Para Amilton, o problema atual da obra é claro: falta de dinheiro. Ele diz isso recordando do montante que até o mês de dezembro estava depositado em conta e que serviria para retomar a obra. “Eram recursos suficientes para retomar a obra, amanhã, se possível. O ex-prefeito João Gomes utilizou essa verba da Câmara para outra finalidade”, destaca Amilton. Segundo as contas de Amilton Filho, o fundo para o término da obra tinha R$ 4,5 milhões. A conta, de fato existiu, mas não se tratava de uma verba carimbada, ou seja, de finalidade exclusiva para aquele objetivo.

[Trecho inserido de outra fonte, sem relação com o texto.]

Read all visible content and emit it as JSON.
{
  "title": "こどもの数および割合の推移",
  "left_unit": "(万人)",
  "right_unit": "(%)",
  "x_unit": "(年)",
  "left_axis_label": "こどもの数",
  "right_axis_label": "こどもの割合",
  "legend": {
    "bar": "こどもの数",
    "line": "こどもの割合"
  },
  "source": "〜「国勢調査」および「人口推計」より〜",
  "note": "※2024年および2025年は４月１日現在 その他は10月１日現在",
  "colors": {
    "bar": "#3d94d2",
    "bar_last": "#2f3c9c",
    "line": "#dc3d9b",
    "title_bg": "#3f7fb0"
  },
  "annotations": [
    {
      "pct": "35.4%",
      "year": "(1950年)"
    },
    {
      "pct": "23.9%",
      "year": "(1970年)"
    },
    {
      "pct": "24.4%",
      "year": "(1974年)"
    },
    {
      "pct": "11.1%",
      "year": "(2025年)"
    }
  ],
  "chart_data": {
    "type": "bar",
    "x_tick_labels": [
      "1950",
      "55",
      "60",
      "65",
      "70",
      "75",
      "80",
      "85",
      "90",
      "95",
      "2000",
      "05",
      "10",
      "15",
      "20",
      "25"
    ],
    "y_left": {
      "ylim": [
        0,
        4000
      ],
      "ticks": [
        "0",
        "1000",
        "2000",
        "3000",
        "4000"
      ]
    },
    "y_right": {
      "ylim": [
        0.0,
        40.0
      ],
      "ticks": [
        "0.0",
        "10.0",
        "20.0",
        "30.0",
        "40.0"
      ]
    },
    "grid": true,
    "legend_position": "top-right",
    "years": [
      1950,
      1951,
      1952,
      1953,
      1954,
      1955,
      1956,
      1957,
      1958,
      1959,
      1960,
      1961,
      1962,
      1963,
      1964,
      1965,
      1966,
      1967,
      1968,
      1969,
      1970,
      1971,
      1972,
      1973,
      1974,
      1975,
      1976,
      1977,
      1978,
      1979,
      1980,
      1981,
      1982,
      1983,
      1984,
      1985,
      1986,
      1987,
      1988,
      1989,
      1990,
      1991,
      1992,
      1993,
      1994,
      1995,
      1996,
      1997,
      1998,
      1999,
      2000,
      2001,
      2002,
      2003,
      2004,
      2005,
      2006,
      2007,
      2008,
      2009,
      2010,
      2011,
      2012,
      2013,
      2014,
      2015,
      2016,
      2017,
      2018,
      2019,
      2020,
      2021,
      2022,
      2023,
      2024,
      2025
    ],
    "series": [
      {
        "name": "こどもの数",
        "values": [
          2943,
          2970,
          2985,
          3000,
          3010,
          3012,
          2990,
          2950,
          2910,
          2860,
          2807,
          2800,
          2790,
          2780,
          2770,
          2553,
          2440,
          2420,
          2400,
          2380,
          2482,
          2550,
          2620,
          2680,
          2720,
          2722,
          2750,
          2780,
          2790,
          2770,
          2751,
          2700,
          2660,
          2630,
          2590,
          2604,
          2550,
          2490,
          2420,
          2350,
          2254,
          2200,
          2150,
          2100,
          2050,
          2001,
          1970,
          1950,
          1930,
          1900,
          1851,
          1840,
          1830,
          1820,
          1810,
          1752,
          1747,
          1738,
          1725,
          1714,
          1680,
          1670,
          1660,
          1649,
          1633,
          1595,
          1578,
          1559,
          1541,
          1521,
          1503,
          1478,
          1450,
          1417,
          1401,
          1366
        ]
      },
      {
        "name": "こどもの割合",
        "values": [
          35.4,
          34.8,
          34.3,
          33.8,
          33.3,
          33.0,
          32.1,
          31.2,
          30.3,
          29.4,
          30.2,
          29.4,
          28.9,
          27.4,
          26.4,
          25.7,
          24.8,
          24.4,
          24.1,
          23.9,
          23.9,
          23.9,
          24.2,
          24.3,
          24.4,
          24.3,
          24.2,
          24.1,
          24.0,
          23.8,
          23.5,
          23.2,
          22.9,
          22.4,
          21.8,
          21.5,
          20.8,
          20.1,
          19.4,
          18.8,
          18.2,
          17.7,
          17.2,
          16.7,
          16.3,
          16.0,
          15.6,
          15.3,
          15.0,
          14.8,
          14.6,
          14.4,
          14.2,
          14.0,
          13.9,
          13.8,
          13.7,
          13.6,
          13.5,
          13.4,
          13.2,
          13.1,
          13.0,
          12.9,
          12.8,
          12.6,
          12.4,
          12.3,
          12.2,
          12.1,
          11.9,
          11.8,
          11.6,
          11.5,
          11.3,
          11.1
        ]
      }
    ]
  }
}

A reserva financeira mencionada pelo vereador era mantida através de um depósito mensal da Prefeitura para formatar um fundo. O dinheiro teria sido usado à época, no fim do ano, para o pagamento de salários ser servidores e de fornecedores da gestão municipal. Ainda assim, para Amilton, houve uma violação do combinado. “Foi uma quebra de compromisso com a Câmara Municipal”, avalia.

Poupança

O presidente disse que esse montante contribuiria para o término da obra, inclusive com a reparação dos erros estruturais que a acompanha. Como esses recursos não existem mais, Amilton confirma a poupança que tem sido feita entre o Executivo e o Legislativo desde janeiro quando acordaram, à época, poupar R$ 75 mil cada para destinar à retomada da obra. “Temos depositado mais de R$ 1 milhão em oito meses e serão usados quando for feita a nova licitação para terminar a obra”, esclareceu.

O atual presidente Amilton Filho: obra deverá ser retomada entre o fim de 2017 e início de 2018

Ainda assim, Amilton Filho reconhece ser improvável que a obra seja concluída em sua gestão à frente do Legislativo. “Acho difícil entregar esta obra ainda no meu biênio de comando, mas tenho convicção de sua retomada entre o final de 2017 e início de 2018, priorizando a parte dos gabinetes que é uma parte que está bem adiantada”, arrematou.

CREA está avaliando responsabilidades, mas afirma que “a obra tem solução”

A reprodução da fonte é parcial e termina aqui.